Problèmes de financements, dégradation de la qualité de l’emploi et du service rendu : les difficultés rencontrées par le secteur de l’aide à domicile sont connues et font l’objet, depuis plusieurs années, d’une mobilisation constante des associations auprès des pouvoirs publics. En partant de ce contexte « où le financement des activités […], de plus en plus complexe, est soumis à des contraintes de gestion et de résultats de plus en plus formalisées », trois chercheurs du Centre d’études de l’emploi (CEE) ont mené une enquête qui s’est attachée à analyser les réalités économiques du secteur et à identifier les « dynamiques de transformation des modèles économiques » des structures de l’aide à domicile(1). Quel impact des modes de financement sur leur fonctionnement, sur les prestations qu’elles dispensent et sur les professionnels qui les produisent ? Des enquêtes approfondies ont été menées dans plusieurs associations au sein de deux territoires – qui ne sont pas précisés – « en croisant les regards des employeurs, des salariés et des financeurs ».
Premier rappel : la dégradation du financement de la prise en charge des personnes en situation de dépendance depuis le début des années 2000 constitue une « source de déstabilisation du secteur, notamment associatif ». En outre, « la redéfinition des aides publiques, en particulier l’APA [allocation personnalisée d’autonomie], n’a pas suivi la montée en puissance du nombre de bénéficiaires ». Dans les deux territoires étudiés, le problème de financement est ainsi « récurrent » et constitue une question « centrale dans les propos des acteurs rencontrés, qui soulignent notamment l’instabilité qui en découle pour les structures associatives ». Les chercheurs se sont donc interrogés sur les conséquences de ces perturbations : « Il convient de se demander comment ces structures parviennent à maintenir leurs activités pour assurer leur pérennité. » L’étude met en évidence des stratégies à l’œuvre, consistant notamment à influer sur les tarifs (en négociant avec les financeurs ou en jouant sur les prix des prestations) ou à diversifier l’activité de l’association – au risque de basculer vers le « service à la personne » et de perdre son « identité sociale ».
Mais les associations sont également contraintes de « transformer les conditions d’emploi et de travail pour diminuer les coûts », notamment en « jouant » sur les contrats de travail et/ou la qualification. « Certains financeurs semblent mettre l’objectif de professionnalisation au second plan derrière le maintien des services », notent les auteurs – c’est notamment le cas des conseils départementaux dans les territoires étudiés, certains d’entre eux remettant par ailleurs en cause les accords d’entreprise pour pouvoir limiter leurs financements.

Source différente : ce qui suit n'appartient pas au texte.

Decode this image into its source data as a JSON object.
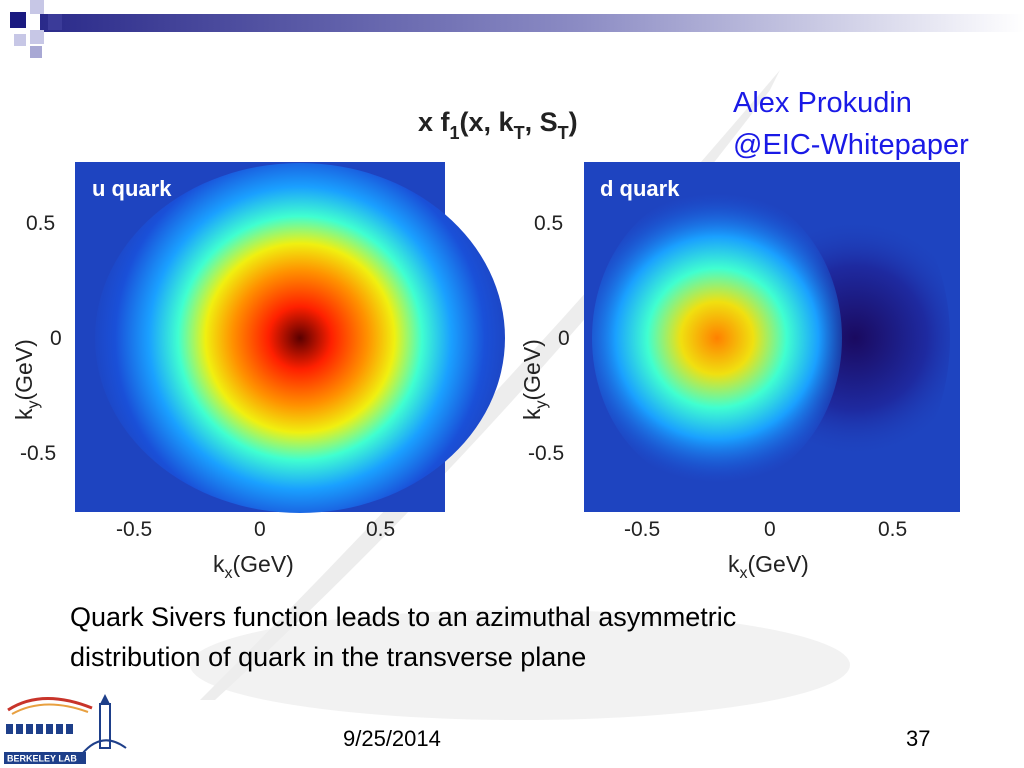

En effet, comme le rappelle une directrice d’association, « la seule chose qui est opposable au CG [conseil général], c’est la convention collective ».
La rationalisation de la dépense publique entraîne également « une baisse des temps d’intervention », pointe le rapport. Autre « effet pervers majeur » : le glissement de tâches. Celui-ci s’opère, d’une part, entre les différentes professions de l’aide à domicile – mouvement « qui est le plus souvent ascendant » (salariée qui remplit les fonctions d’une salariée de catégorie supérieure) – et, d’autre part, entre les professionnels de l’aide à domicile et ceux du secteur sanitaire.

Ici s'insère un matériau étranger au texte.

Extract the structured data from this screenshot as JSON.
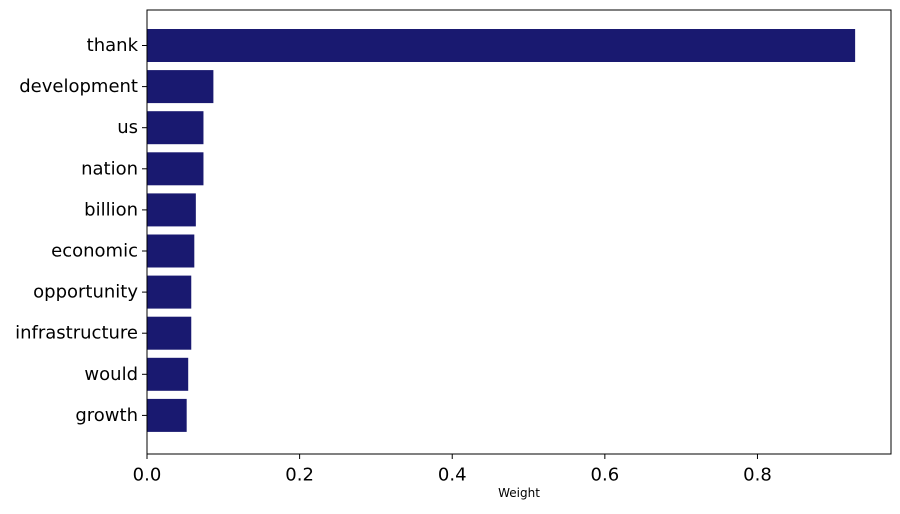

Au final, les associations sont « confrontées à des injonctions contradictoires : gérer des situations nécessitant des personnels plus qualifiés et réduire le niveau de qualification des salariés ». Si elle met en exergue un lien de cause à effet entre difficultés de financement et dégradation de l’emploi, l’étude souligne aussi, exemple à l’appui, que « la stabilité économique ne garantit pas de bonnes conditions d’emploi et de travail ».
Enfin, la mauvaise qualité des emplois dans l’aide à domicile se révèle coûteuse, notamment parce qu’elle engendre des problèmes de santé et de turnover. Raison pour laquelle il importe de « repenser la qualité de l’emploi » dans ce secteur et de faire en sorte que l’aide à domicile relève d’un choix politique : « C’est donc, en plus d’un engagement financier, une restructuration profonde du système qu’il convient de mettre en œuvre pour espérer la revalorisation de ces métiers dans l’aide à domicile », concluent les chercheurs.